You will be asked to sign consent forms to ensure that you fully understand the procedure and any risks.
Tummy tuck risks include:
- anesthesia risks
- fluid accumulation (seroma)
- poor wound healing
- skin loss
- numbness or other changes in skin sensation
- skin discoloration and/or prolonged swelling
- unfavorable scarring
- recurrent looseness of skin
- fatty tissue found deep in the skin might die (fat necrosis)
- deep vein thrombosis, cardiac and pulmonary complications
- suboptimal aesthetic result
- possibility of revisional surgery
- persistent pain.
These risks and others will be fully discussed prior to your consent. It’s important that you address all your questions directly with your plastic surgeon.
A tummy tuck procedure includes the following steps:
Step 1 - Anesthesia
Medications are administered for your comfort during the thigh lift surgery. The choices include intravenous sedation and general anesthesia. Your doctor will recommend the best choice for you.
Step 2 - The incision
A full tummy tuck requires a horizontally-oriented incision in the area between the pubic hairline and belly button.
The shape and length of the incision will be determined by the amount of excess skin. Once the abdominal skin is lifted, the underlying weakened abdominal muscles are repaired.
A second incision around the navel may be necessary to remove excess skin in the upper abdomen.
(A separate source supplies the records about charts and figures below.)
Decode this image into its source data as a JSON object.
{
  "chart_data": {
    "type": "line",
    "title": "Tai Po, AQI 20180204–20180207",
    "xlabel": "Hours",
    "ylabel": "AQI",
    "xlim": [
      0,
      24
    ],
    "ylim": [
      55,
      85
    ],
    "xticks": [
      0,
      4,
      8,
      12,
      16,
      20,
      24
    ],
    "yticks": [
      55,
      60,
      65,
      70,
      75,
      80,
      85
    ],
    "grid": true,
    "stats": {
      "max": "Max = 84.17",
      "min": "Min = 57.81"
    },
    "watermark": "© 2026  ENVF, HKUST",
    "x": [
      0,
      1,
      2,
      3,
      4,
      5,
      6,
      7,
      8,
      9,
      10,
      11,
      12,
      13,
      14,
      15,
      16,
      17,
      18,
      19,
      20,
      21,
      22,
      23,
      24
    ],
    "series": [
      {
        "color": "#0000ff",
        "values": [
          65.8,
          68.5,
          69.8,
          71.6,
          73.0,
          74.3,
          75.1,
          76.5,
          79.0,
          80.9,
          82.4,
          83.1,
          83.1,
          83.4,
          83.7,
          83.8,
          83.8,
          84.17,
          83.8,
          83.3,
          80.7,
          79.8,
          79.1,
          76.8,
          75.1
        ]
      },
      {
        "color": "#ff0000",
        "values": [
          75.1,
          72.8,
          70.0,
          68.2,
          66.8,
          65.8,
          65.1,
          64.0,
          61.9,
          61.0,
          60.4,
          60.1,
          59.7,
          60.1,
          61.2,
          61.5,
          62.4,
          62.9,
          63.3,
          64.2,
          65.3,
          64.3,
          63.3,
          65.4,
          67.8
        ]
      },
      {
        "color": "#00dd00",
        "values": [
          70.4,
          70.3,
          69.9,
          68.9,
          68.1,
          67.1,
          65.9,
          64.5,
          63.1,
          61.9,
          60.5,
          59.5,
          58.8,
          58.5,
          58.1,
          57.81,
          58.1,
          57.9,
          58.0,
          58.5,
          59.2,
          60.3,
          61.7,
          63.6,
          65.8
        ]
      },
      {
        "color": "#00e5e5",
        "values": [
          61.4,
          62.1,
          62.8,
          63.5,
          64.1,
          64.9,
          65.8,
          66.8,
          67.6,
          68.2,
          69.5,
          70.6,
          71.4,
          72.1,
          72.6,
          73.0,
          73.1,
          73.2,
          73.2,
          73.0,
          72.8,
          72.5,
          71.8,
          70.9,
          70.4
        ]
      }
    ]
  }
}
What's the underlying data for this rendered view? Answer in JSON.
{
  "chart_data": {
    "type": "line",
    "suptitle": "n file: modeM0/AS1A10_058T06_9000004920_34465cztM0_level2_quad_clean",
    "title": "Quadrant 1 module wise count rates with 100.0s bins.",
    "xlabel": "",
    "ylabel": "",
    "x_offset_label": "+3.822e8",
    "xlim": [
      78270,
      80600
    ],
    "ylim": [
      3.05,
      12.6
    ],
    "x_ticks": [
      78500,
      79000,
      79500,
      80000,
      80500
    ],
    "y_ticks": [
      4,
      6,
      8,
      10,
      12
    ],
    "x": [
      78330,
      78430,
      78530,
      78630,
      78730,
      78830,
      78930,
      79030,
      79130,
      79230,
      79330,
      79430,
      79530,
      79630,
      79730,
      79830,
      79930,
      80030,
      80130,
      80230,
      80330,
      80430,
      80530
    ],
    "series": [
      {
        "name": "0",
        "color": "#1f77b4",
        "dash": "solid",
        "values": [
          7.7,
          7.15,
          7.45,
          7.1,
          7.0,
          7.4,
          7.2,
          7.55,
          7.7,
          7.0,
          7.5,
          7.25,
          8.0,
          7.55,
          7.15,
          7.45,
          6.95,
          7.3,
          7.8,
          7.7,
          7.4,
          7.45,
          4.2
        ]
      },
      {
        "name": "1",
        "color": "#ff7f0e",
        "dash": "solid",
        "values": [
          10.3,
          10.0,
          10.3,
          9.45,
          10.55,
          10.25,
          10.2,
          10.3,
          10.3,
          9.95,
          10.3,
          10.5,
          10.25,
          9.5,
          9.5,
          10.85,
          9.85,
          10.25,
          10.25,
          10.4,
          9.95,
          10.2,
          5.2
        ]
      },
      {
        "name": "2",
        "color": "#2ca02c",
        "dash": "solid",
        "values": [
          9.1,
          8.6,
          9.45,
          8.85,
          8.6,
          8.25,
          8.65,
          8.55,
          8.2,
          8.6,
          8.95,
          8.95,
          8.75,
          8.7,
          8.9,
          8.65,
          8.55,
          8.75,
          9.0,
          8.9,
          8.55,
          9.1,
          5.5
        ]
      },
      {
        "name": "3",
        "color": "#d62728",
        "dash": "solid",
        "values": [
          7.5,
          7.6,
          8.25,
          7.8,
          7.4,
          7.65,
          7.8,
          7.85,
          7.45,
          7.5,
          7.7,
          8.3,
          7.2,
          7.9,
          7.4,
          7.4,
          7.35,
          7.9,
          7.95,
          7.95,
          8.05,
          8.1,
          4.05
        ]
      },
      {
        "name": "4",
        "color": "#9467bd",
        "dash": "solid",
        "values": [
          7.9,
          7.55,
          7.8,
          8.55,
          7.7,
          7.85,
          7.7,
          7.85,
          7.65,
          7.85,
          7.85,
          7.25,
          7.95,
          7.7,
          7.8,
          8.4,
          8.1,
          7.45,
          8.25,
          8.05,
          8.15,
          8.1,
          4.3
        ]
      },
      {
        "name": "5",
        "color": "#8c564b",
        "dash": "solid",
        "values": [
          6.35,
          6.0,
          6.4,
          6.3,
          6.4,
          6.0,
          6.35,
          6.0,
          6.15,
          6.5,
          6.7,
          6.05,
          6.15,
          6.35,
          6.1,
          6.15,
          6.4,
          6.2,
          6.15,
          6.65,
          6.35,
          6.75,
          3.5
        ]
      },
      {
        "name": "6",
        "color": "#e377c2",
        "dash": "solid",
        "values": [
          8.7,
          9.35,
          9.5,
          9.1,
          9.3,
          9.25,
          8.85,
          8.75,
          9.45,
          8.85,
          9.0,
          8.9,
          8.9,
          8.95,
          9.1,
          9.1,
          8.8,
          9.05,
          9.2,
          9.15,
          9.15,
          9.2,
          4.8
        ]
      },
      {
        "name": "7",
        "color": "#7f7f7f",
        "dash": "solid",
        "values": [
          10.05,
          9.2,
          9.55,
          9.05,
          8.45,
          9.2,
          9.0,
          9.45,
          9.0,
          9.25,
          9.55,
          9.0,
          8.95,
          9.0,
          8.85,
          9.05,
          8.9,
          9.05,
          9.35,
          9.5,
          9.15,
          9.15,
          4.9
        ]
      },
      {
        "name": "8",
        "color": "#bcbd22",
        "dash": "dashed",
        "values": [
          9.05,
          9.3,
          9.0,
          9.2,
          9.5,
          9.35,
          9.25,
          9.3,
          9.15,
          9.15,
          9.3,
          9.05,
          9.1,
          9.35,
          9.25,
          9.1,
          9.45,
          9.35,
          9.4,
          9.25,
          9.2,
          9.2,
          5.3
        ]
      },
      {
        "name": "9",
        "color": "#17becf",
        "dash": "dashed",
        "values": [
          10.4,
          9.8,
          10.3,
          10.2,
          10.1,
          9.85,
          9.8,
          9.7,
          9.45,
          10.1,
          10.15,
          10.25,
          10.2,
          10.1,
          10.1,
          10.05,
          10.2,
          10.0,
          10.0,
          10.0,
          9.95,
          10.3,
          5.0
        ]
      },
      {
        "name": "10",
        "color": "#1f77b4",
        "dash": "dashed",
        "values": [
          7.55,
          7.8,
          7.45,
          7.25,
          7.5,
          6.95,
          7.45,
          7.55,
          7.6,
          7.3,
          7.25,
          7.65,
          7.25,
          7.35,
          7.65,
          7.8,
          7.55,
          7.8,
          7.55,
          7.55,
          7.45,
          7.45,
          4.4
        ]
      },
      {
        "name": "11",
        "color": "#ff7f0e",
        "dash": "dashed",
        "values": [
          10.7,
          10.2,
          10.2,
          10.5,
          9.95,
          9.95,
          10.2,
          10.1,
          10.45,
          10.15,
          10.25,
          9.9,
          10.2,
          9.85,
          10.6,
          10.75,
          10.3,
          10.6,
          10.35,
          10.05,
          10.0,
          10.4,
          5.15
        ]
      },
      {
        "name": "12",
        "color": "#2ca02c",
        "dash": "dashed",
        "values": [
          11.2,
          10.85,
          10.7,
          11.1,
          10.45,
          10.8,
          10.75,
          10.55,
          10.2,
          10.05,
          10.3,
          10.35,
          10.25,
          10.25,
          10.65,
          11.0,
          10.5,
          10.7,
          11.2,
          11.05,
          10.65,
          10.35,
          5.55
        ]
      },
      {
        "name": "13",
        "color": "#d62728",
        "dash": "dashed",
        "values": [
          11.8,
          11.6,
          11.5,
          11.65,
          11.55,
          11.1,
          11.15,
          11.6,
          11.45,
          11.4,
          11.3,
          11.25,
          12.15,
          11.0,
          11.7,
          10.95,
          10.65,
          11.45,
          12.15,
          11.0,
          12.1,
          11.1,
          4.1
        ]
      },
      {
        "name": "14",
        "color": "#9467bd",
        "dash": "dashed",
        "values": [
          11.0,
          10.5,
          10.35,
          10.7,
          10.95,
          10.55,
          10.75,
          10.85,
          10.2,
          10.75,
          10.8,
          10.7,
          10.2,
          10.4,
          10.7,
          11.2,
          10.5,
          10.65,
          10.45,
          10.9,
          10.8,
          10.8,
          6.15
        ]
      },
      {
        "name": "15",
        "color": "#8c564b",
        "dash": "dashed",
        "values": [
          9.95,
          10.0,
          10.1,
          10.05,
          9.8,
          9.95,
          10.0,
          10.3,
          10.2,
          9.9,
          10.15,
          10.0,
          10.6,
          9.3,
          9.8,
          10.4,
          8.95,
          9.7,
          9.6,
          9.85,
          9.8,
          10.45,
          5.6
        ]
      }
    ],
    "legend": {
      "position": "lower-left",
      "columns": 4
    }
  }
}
The upper abdominal skin is pulled down. The excess skin is trimmed and the remaining skin is sutured together. A new opening for the belly button is created. The belly button is popped through to the surface and sutured into position.
Step 3 - Closing the incisions
Sutures, skin adhesives, tapes or clips close the skin incisions.
Step 4 - See the results
Your tummy tuck will result in a flatter, firmer abdominal contour that is more proportionate with your body type and weight.